Though Victoria’s Secret haswas the definitive lingerie store for many women over decades, an investigation has uncovered that the two men who presided over the company spearheaded a culture of misogyny, bullying, and harassment.
The New York Times confirmed this through interviews with over 30 current and former executives, employees, contractors, and models, as well as court filings and other documents.
Ed Razek, the chief marketing officer of Victoria’s Secret parent company, L Brands, was the reason for continuous complaints of misconduct. He tried to kiss models, have them sit on his lap, and even touched one’s crotch before the 2018 Victoria’s Secret fashion show. Executives said they informed Leslie Wexner—the billionaire founder and chief executive of L Brands—about Razek’s behavior. Some women who complained faced retribution.

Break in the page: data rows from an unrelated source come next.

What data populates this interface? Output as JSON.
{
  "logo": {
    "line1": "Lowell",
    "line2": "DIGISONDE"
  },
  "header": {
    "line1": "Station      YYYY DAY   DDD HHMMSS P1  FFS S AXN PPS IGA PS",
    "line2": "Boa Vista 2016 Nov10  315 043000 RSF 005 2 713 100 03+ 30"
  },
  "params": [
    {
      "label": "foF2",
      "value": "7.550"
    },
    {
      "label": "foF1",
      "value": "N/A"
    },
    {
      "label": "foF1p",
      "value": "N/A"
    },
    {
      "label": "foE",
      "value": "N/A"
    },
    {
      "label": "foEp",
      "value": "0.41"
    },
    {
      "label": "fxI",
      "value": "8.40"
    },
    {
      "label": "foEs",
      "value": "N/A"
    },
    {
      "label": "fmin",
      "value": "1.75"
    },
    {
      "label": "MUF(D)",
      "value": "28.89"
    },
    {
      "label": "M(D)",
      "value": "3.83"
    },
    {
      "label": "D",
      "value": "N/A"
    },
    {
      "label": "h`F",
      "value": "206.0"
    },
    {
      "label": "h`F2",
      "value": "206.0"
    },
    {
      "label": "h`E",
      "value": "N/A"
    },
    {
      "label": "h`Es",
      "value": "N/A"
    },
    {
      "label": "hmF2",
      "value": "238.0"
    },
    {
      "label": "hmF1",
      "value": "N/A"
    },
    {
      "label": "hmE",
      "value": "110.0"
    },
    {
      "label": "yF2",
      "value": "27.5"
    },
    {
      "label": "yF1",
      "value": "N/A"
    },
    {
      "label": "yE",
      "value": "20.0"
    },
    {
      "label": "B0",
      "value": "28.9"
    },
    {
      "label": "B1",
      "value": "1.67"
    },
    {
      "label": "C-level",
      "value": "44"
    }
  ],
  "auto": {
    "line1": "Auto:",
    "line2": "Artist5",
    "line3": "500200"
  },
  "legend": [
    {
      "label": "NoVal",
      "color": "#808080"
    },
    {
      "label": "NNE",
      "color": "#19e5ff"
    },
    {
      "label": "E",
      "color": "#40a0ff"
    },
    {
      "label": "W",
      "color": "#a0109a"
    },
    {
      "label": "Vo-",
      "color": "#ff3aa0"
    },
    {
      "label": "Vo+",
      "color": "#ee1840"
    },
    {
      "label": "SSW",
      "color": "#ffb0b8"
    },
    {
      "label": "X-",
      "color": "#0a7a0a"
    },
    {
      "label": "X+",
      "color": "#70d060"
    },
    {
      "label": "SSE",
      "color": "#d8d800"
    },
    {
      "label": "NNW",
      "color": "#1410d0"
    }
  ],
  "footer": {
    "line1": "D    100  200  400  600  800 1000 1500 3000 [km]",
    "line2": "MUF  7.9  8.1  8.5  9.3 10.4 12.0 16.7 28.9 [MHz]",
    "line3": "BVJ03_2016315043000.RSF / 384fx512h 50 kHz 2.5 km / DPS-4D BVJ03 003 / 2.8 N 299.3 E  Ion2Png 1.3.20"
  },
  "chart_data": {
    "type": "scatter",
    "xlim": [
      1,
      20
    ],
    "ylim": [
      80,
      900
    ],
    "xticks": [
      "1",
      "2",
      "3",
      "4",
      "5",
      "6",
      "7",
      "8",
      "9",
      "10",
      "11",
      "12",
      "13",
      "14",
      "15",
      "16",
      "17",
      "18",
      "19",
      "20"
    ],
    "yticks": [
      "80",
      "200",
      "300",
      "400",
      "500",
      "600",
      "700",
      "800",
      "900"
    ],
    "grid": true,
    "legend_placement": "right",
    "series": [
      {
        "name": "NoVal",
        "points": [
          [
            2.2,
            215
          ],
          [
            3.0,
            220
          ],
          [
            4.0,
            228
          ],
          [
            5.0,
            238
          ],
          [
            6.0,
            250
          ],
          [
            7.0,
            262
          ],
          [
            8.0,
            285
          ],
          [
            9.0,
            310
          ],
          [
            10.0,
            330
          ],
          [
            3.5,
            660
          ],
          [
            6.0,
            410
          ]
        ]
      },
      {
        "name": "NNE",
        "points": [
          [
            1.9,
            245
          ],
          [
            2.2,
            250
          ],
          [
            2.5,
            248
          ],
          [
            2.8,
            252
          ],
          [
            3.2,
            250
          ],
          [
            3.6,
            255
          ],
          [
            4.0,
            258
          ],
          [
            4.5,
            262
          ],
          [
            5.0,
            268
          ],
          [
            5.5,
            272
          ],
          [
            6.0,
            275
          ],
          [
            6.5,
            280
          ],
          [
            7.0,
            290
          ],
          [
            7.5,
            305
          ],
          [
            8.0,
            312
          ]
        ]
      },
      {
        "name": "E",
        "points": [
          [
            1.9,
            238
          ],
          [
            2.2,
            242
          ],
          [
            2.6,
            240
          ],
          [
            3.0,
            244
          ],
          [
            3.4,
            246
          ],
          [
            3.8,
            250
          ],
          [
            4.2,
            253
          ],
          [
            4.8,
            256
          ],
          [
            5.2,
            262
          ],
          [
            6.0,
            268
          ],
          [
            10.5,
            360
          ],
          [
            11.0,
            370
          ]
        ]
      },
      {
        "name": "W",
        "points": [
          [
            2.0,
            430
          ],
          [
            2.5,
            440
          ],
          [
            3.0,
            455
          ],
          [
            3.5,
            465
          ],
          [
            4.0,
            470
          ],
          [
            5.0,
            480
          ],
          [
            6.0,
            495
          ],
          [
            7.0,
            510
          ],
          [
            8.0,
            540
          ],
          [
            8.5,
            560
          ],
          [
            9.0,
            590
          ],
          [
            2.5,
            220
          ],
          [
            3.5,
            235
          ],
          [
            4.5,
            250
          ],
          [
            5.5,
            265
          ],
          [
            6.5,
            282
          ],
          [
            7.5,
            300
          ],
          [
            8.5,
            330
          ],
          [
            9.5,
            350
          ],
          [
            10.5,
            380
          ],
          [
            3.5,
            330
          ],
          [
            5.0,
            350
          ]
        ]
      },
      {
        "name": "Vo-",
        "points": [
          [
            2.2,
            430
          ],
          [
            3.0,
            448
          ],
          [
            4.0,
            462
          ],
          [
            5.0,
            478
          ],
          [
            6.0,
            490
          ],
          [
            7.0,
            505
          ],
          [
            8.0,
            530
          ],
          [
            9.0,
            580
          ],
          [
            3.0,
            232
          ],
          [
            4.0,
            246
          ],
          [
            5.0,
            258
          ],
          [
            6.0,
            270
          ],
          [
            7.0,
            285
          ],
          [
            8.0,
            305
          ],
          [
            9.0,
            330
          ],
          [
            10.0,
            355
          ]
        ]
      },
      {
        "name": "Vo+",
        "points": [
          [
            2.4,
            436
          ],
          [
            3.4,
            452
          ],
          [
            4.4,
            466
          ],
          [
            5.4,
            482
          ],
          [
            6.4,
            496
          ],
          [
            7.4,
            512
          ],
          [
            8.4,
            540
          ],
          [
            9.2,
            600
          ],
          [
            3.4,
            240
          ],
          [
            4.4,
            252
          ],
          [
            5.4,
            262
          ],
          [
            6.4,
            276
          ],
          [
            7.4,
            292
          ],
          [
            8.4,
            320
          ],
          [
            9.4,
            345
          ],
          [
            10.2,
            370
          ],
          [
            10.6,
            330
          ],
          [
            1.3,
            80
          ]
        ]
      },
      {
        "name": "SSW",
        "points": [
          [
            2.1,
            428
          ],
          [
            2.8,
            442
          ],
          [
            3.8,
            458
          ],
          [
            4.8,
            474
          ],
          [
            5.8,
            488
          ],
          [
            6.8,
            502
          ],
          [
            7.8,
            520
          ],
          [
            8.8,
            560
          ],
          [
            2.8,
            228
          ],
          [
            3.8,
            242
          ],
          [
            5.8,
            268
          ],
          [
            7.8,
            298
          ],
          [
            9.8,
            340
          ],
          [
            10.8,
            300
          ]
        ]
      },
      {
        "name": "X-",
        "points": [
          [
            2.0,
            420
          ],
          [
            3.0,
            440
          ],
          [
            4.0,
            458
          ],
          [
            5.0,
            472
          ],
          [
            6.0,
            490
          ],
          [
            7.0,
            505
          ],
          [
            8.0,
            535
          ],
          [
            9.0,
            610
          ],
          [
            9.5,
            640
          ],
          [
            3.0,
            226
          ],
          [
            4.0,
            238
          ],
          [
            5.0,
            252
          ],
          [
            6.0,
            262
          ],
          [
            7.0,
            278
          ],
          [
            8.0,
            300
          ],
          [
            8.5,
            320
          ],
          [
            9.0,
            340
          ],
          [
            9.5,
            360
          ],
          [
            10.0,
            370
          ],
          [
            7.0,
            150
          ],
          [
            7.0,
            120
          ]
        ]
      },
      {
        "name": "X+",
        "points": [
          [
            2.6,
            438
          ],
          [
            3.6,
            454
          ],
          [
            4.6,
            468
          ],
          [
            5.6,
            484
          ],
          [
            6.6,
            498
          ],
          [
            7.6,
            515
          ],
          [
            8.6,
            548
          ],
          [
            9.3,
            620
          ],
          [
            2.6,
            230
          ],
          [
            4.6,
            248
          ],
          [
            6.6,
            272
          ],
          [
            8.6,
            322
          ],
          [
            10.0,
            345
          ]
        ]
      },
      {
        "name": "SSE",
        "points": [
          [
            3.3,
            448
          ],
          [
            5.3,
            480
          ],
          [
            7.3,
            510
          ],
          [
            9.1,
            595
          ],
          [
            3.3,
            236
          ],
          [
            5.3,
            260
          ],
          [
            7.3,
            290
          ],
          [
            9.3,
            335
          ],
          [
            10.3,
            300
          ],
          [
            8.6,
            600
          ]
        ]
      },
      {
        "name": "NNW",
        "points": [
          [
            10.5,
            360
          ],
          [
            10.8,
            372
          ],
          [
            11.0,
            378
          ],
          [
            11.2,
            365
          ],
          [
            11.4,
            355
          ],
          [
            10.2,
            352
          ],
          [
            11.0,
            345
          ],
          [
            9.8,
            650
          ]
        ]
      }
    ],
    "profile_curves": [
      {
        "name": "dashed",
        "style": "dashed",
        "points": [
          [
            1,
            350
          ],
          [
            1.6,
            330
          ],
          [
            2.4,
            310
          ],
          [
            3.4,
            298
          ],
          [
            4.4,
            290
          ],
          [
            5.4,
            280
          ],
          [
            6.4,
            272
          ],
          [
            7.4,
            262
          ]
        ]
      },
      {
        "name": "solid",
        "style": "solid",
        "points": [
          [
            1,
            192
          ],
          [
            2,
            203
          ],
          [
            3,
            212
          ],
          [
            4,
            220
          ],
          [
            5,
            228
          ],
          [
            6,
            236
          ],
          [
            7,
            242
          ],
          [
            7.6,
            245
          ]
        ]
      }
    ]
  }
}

“What was most alarming to me, as someone who was always raised as an independent woman, was just how ingrained this behavior was,” Casey Crowe Taylor, a former public relations employee at Victoria’s Secret, told the Times. She had witnessed Mr. Razek’s conduct. “This abuse was just laughed off and accepted as normal. It was almost like brainwashing. And anyone who tried to do anything about it wasn’t just ignored. They were punished.”
The interviews with the models and employees furthered the idea that the company was in trouble, especially after Wexner’s ties to financier and sex criminal Jeffrey Epstein became public. Epstein managed Wexner’s fortune, sometimes baiting women by pretending to be a recruiter for Victoria’s Secret models. Epstein allegedly committed suicide in jail last August while facing federal sex-trafficking charges.
The company has been going through some changes. Victoria’s Secret has been closing stores. Shares of L Brands have declined more than 75 percent from their 2015 peak. The annual Victoria’s Secret fashion show has also been canceled after almost 20 years on network TV. Razek resigned from his position with L Brands last August—and Wexner is looking to retire and sell the lingerie company.
In a statement, Tammy Roberts Myers, a spokeswoman for L Brands, told the Times that the company “is intensely focused” on corporate governance, workplace, and compliance practices and that it had “made significant strides.”
“We regret any instance where we did not achieve this objective and are fully committed to continuous improvement and complete accountability,” she said. The statement didn’t refute the Times’ reporting.
Mr. Razek said in an email: “The accusations in this reporting are categorically untrue, misconstrued or taken out of context. I’ve been fortunate to work with countless, world-class models and gifted professionals and take great pride in the mutual respect we have for each other.” He refused to address a detailed list of allegations.